Syria denied that the target was an arms shipment, saying the Israeli warplanes had bombed an unspecified “scientific research center” near Damascus, the capital, leaving two people dead and five injured. With Syria largely closed to international journalists, it was impossible to independently verify either account.

Syrian officials made a formal complaint to the United Nations about the attack, while Syria’s ambassador to Lebanon said a “surprise” response could be in the offing, although he offered no details.

Maoz said the strike might have been coordinated with the U.S. and Turkey.

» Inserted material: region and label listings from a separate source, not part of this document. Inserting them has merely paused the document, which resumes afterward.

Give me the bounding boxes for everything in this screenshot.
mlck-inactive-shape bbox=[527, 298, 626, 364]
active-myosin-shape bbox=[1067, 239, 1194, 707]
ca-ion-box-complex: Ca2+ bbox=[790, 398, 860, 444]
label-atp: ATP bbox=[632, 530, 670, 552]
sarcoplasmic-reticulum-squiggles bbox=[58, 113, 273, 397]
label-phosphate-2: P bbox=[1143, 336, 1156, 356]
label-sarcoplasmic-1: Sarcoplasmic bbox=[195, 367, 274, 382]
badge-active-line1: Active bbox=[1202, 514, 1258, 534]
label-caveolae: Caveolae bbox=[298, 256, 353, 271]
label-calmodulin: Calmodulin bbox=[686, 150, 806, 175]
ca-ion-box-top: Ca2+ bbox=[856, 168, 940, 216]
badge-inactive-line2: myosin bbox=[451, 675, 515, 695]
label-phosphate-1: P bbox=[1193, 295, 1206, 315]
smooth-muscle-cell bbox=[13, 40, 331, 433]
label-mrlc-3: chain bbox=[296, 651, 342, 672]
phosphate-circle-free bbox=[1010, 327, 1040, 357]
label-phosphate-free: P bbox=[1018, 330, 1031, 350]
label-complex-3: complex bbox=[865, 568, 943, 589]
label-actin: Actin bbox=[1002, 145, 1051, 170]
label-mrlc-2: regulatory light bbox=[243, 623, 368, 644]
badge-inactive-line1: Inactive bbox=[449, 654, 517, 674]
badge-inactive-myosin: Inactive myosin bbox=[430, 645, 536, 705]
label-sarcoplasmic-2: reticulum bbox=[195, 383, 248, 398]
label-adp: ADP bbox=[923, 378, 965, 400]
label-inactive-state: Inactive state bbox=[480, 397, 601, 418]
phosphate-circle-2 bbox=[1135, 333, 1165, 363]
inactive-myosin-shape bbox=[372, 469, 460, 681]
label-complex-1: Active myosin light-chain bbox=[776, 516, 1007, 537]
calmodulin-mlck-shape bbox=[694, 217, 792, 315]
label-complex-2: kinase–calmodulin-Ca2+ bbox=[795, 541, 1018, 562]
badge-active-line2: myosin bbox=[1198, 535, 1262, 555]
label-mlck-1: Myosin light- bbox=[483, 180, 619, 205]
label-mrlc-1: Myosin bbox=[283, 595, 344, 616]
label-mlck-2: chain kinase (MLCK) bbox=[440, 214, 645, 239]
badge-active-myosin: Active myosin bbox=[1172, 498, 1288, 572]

He and other Israeli security experts predicted that Assad would be unable to retaliate. With his military consumed by conflict with opposition rebels, the Syrian leader would be hard pressed to wage war with a foreign adversary.

“Bashar is dealing with other things right now,” said Tel Aviv University’s Syria expert, Eyal Zisser.

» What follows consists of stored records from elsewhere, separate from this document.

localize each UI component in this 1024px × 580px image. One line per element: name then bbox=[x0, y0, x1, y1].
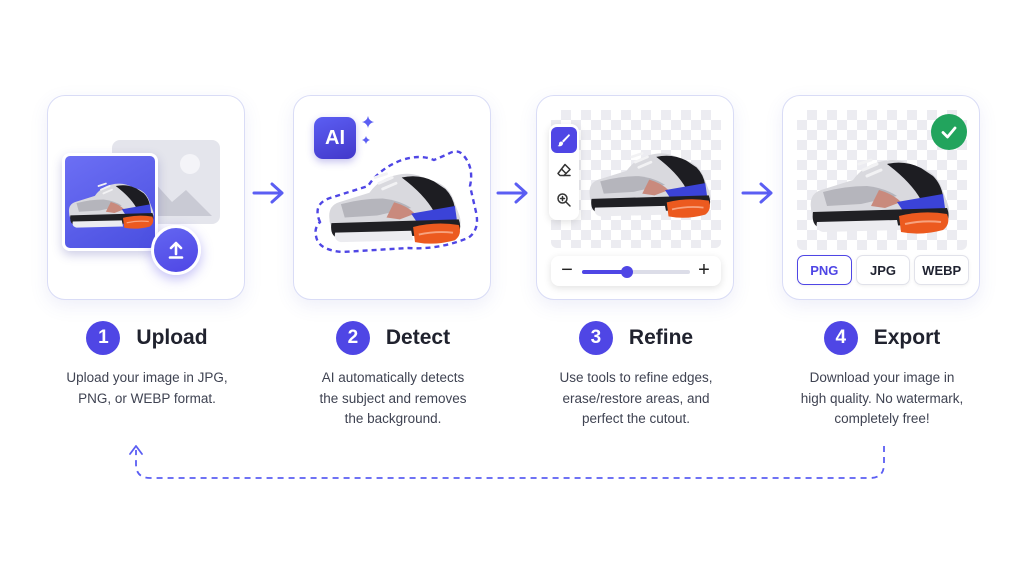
step-description: Use tools to refine edges, erase/restore… bbox=[559, 370, 713, 426]
arrow-right-icon bbox=[496, 182, 528, 204]
step-description: Upload your image in JPG, PNG, or WEBP f… bbox=[66, 370, 228, 406]
step-number: 1 bbox=[86, 321, 121, 355]
zoom-control: − + bbox=[551, 256, 721, 286]
refine-card: − + bbox=[536, 95, 734, 300]
step-number: 2 bbox=[335, 321, 370, 355]
tool-palette bbox=[549, 124, 579, 220]
loop-back-arrow-icon bbox=[129, 445, 885, 479]
upload-arrow-icon bbox=[168, 241, 184, 259]
cutout-shoe bbox=[588, 152, 712, 220]
upload-card bbox=[47, 95, 245, 300]
step-title: Detect bbox=[385, 326, 451, 349]
uploaded-photo bbox=[62, 153, 158, 251]
zoom-slider-fill bbox=[582, 270, 628, 274]
ai-badge: AI bbox=[314, 117, 356, 159]
format-webp-button[interactable]: WEBP bbox=[914, 255, 970, 285]
step-title: Export bbox=[873, 326, 941, 349]
zoom-slider[interactable] bbox=[582, 266, 690, 278]
eraser-icon bbox=[557, 163, 571, 177]
export-card: PNG JPG WEBP bbox=[782, 95, 980, 300]
step-detect: 2 Detect AI automatically detects the su… bbox=[293, 320, 493, 430]
cutout-shoe bbox=[809, 158, 951, 236]
brush-tool-button[interactable] bbox=[551, 127, 577, 153]
zoom-in-button[interactable]: + bbox=[698, 259, 710, 281]
zoom-in-icon bbox=[557, 193, 571, 207]
format-png-button[interactable]: PNG bbox=[797, 255, 852, 285]
step-number: 4 bbox=[823, 321, 858, 355]
step-upload: 1 Upload Upload your image in JPG, PNG, … bbox=[47, 320, 247, 409]
brush-icon bbox=[557, 134, 570, 147]
arrow-right-icon bbox=[741, 182, 773, 204]
dashed-outline-icon bbox=[314, 150, 479, 254]
step-number: 3 bbox=[578, 321, 613, 355]
step-description: AI automatically detects the subject and… bbox=[319, 370, 467, 426]
step-title: Upload bbox=[136, 326, 208, 349]
detect-card: AI bbox=[293, 95, 491, 300]
sparkle-icon bbox=[362, 116, 374, 144]
eraser-tool-button[interactable] bbox=[551, 157, 577, 183]
check-circle-icon bbox=[931, 114, 967, 150]
step-export: 4 Export Download your image in high qua… bbox=[782, 320, 982, 430]
zoom-tool-button[interactable] bbox=[551, 187, 577, 213]
transparent-canvas bbox=[551, 110, 721, 248]
step-description: Download your image in high quality. No … bbox=[800, 370, 964, 426]
step-title: Refine bbox=[628, 326, 694, 349]
format-jpg-button[interactable]: JPG bbox=[855, 255, 911, 285]
zoom-out-button[interactable]: − bbox=[561, 259, 573, 281]
zoom-slider-thumb[interactable] bbox=[621, 266, 634, 278]
upload-button[interactable] bbox=[151, 225, 201, 275]
step-refine: 3 Refine Use tools to refine edges, eras… bbox=[536, 320, 736, 430]
arrow-right-icon bbox=[252, 182, 284, 204]
format-selector: PNG JPG WEBP bbox=[797, 255, 970, 285]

In Washington, Deputy National Security Advisor Ben Rhodes said the United States had been “in very close contact with Israel” about the situation in Syria. Without confirming the Israeli strike, he said that the U.S. has made it “very clear that Syria should not further destabilize the region by transferring, for instance, weaponry to Hezbollah.”

Iran’s foreign minister, Ali Akbar Salehi, called the attack a “blatant violation … in line with the policy of the West and the Zionists,” reported Iran’s English-language Press TV.

Hezbollah said the attack unveiled a “conspiracy against Damascus and our Arab and Muslim people,” according to the website of Hezbollah’s Al Manar TV.

Hezbollah and Israel fought a monthlong war in 2006. Since then, Hezbollah is widely believed to have bolstered its arsenal, receiving armaments, as well as training, from Iran. Syria has served as a conduit for Iranian arms destined for Hezbollah, say Western and Israeli authorities.